By Jim Ellis
Jan. 23, 2019 — Though it is only January of the off-year, already early moves are being made in anticipation of an active 2020 US Senate campaign cycle. With 34 in-cycle Senate races on the ballot, as many as 16, at this point, could become competitive in either the primary or general election.
Below is a quick synopsis of the latest happenings in several states:
• Kansas: The open seat is Kansas is already active with backroom discussions. After first indicating that he would not leave his current position to run for the Senate, pressure is being put on Secretary of State Mike Pompeo to re-consider his decision to stay out of the battle to succeed the retiring Sen. Pat Roberts (R).

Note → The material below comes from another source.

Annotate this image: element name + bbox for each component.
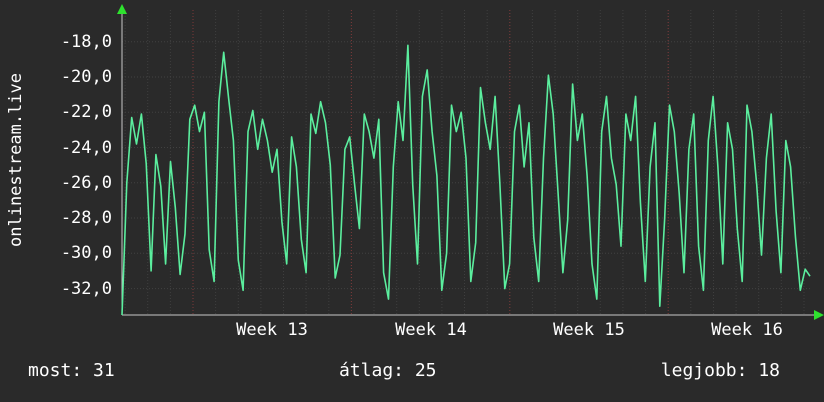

Facing a badly split Republican Party in the Sunflower State, many GOP leaders at the state and federal level believe that Pompeo would be the best candidate to unify the disparate factions, which would enable him to easily hold the seat in the general election. This, after the party just lost the governorship.
• Tennessee: Former Gov. Bill Haslam (R) left office on Saturday and says he will decide in the next few weeks whether to seek retiring Sen. Lamar Alexander’s (R) open seat. No one has yet come forward to announce his or her candidacy — the prospective field presumably frozen until Haslam makes public his political plans. Should the former governor decide to run, he would quickly become a prohibitive favorite in the Republican primary and general election.
• Alabama: Sen. Doug Jones (D) attempts to win a full term after claiming the special election in 2017. State Auditor Jim Zeigler (R) has already announced his Senate candidacy. A crowded Republican primary is expected, featuring potentially eight candidates or more possibly including Attorney General Steve Marshall, and Reps. Bradley Byrne (R-Mobile), and Gary Palmer (R-Hoover). Clearly, Alabama will be the Republicans’ strongest conversion opportunity.
• Arizona: Appointed Sen. Martha McSally (R) will presumably run to fill the remaining two years of the current term. Rep. Ruben Gallego (D-Phoenix) says he will make his decision about entering the Senate race in the next few weeks but is reportedly unlikely to announce his plans before the special Phoenix mayoral election scheduled for March 12.
The election of new Congressman Greg Stanton (D-Phoenix), the city’s former mayor who resigned to run for the US House, necessitated the irregular municipal election for the state’s largest city.
Former Attorney General Grant Woods, the Republican turned Democrat, and astronaut Mark Kelly, husband to former Rep. Gabrielle Giffords (D-Tucson), are also potential Democratic senatorial candidates.
• Colorado: So far, five Democrats have already announced their candidacies vying for the opportunity of opposing first-term Sen. Cory Gardner (R). None have any elected background except former state House Speaker Andrew Romanoff (D), who has lost previous races for both the US Senate and House. Stronger candidates are expected, and this will be a highly competitive race.
• Georgia: It’s likely that we won’t have a clear picture of the opposition situation facing first-term Sen. David Perdue (R) until the end of March. Former state House minority leader and 2018 Democratic gubernatorial nominee Stacey Abrams (D), who came within one and a half percentage points of winning the chief executive position, says she will make her decision about a Senate run at that time.
The Democratic prospective field will remain suspended in place until Abrams, who would clearly become a consensus candidate for the party nomination, plans her next political move.
• Illinois: Senate Minority Whip Dick Durbin (D) has already drawn an announced Democratic primary opponent. New state Rep. Anne Stava-Murray (D-Naperville) declared her US Senate candidacy even before she took office. Sen. Durbin is expected to easily win re-nomination and re-election to a fifth term.
• Mississippi: Sen. Cindy Hyde-Smith (R) defeated former US agriculture secretary and ex-Mississippi Congressman Mike Espy (D) by eight percentage points in the 2018 special election, but it appears that a re-match is in the offing. Espy has already announced his intention to run for the full six-year term in 2020.
• North Carolina: One Charlotte area office holder has already announced his challenge to first-term Sen. Thom Tillis (R), and another will apparently soon follow suit. Mecklenburg County at-large Commissioner Trevor Fuller (D) is in the race. Reports suggest that state Sen. Jeff Jackson (D-Charlotte) will also become a candidate. We can expect a crowded Democratic field to form before the May 2020 party primary.